Kunstmatige intelligentie wordt wereldwijd door overheden ingezet — maar steeds vaker niet vóór de burger, maar tegen hem. Denk aan surveillancesystemen, deportatie-algoritmes en militaire doelen die door AI worden geselecteerd. Het wrange is: ondanks de lessen van de Toeslagenaffaire, waarin geautomatiseerde systemen duizenden levens verwoestten, lijkt er nauwelijks iets veranderd. Transparantie ontbreekt, toezicht is minimaal, en de gevolgen zijn vaak niet te herstellen. Toch blijft de technologie oprukken, met grote gevolgen voor mensenrechten, privacy en zelfs levens.
Neem de Verenigde Staten. Sinds kort wordt AI actief gebruikt bij het opsporen en deporteren van mensen zonder verblijfsvergunning. Via een netwerk van databases en voorspellende algoritmes worden mensen gevolgd, geprofileerd en automatisch aangemerkt als “risico.” Deze aanpak komt voort uit het idee dat technologie objectiever zou zijn dan mensen. Maar klopt dat wel? Volgens burgerrechtenorganisaties leidt het vooral tot fouten en discriminatie. Er is nauwelijks transparantie, en mensen die onterecht op een lijst belanden, hebben vaak geen idee hoe ze daar überhaupt op gekomen zijn.
In Israël zien we een ander, nog schrijnender voorbeeld. Tijdens militaire operaties in Gaza maakte het Israëlische leger gebruik van AI-systemen met namen als Lavender en Gospel. Deze systemen helpen bij het selecteren van doelen, soms binnen seconden. Dat klinkt efficiënt, maar het roept fundamentele vragen op. Want hoe zeker weet je dat een algoritme het verschil kan zien tussen een militant en een burger? Volgens een recent artikel in de Financial Times accepteerde het leger een foutmarge van 10%. Bij technologie die over leven en dood beslist, is dat geen bijzaak.
Ook in de VS groeit het gebruik van zogeheten “AI-persona’s” in de opsporing. In een programma met de naam BlueOverwatch creëren veiligheidsdiensten digitale versies van verdachten. Deze avatars worden geanalyseerd om hun gedrag te voorspellen, nog vóór ze iets strafbaars hebben gedaan. Het doet denken aan sciencefiction, maar is vandaag al praktijk. Volgens de ontwikkelaars zou het gaan om “proactieve veiligheid.” Tegelijkertijd waarschuwen experts: dit is een glijdende schaal naar permanente surveillance, zonder duidelijke spelregels of toezicht.
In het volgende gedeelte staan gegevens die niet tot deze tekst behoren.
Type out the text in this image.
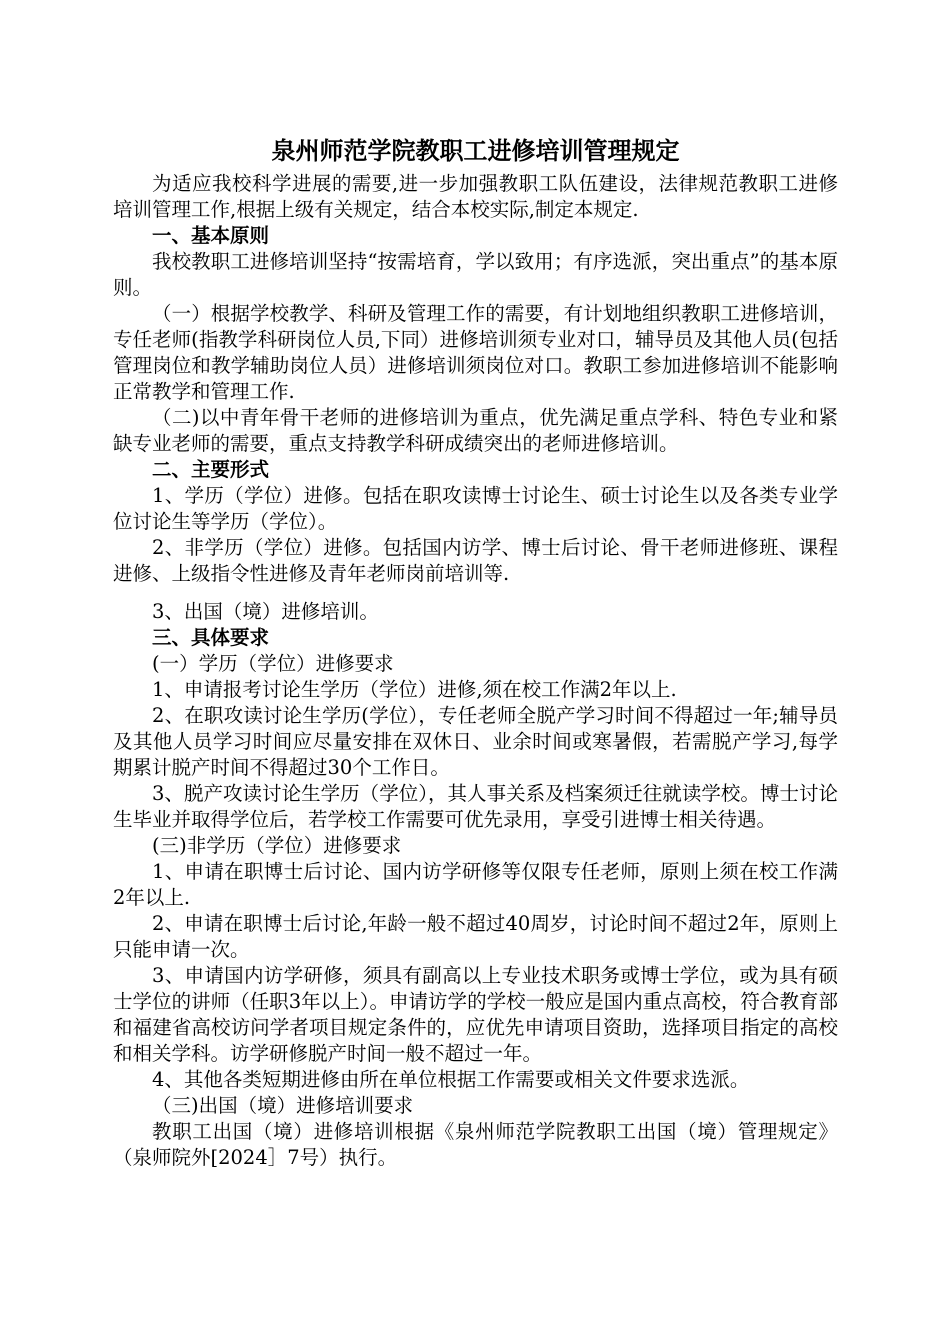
泉州师范学院教职工进修培训管理规定

为适应我校科学进展的需要,进一步加强教职工队伍建设，法律规范教职工进修培训管理工作,根据上级有关规定，结合本校实际,制定本规定.

一、基本原则

我校教职工进修培训坚持“按需培育，学以致用；有序选派，突出重点”的基本原则。

（一）根据学校教学、科研及管理工作的需要，有计划地组织教职工进修培训，专任老师(指教学科研岗位人员,下同）进修培训须专业对口，辅导员及其他人员(包括管理岗位和教学辅助岗位人员）进修培训须岗位对口。教职工参加进修培训不能影响正常教学和管理工作.

（二)以中青年骨干老师的进修培训为重点，优先满足重点学科、特色专业和紧缺专业老师的需要，重点支持教学科研成绩突出的老师进修培训。

二、主要形式

1、学历（学位）进修。包括在职攻读博士讨论生、硕士讨论生以及各类专业学位讨论生等学历（学位）。

2、非学历（学位）进修。包括国内访学、博士后讨论、骨干老师进修班、课程进修、上级指令性进修及青年老师岗前培训等.

3、出国（境）进修培训。

三、具体要求

(一）学历（学位）进修要求

1、申请报考讨论生学历（学位）进修,须在校工作满2年以上.

2、在职攻读讨论生学历(学位），专任老师全脱产学习时间不得超过一年;辅导员及其他人员学习时间应尽量安排在双休日、业余时间或寒暑假，若需脱产学习,每学期累计脱产时间不得超过30个工作日。

3、脱产攻读讨论生学历（学位），其人事关系及档案须迁往就读学校。博士讨论生毕业并取得学位后，若学校工作需要可优先录用，享受引进博士相关待遇。

(三)非学历（学位）进修要求

1、申请在职博士后讨论、国内访学研修等仅限专任老师，原则上须在校工作满2年以上.

2、申请在职博士后讨论,年龄一般不超过40周岁，讨论时间不超过2年，原则上只能申请一次。

3、申请国内访学研修，须具有副高以上专业技术职务或博士学位，或为具有硕士学位的讲师（任职3年以上）。申请访学的学校一般应是国内重点高校，符合教育部和福建省高校访问学者项目规定条件的，应优先申请项目资助，选择项目指定的高校和相关学科。访学研修脱产时间一般不超过一年。

4、其他各类短期进修由所在单位根据工作需要或相关文件要求选派。

（三)出国（境）进修培训要求

教职工出国（境）进修培训根据《泉州师范学院教职工出国（境）管理规定》（泉师院外[2024］7号）执行。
De cijfers onderschrijven dat we hier niet te licht over moeten denken. Uit onderzoek van Stanford blijkt dat wereldwijd 75 van de 176 onderzochte landen al AI inzetten voor surveillance-doeleinden, vaak zonder duidelijke wetgeving. En volgens Freedom House zijn we al negen jaar op rij bezig aan een wereldwijde daling van digitale vrijheid.
Moeten we dan stoppen met AI? Nee, absoluut niet. De technologie zelf is niet het probleem. Het gaat erom hoe we het gebruiken – en vooral wie er de controle over heeft. AI kan overheden helpen slimmer, eerlijker en efficiënter te werken. Maar zonder duidelijke grenzen, toezicht en publieke discussie ligt misbruik op de loer.
Het is tijd dat we verder kijken dan hype en belofte. AI vraagt niet alleen om slimme programmeurs, maar ook om scherpe democratische keuzes.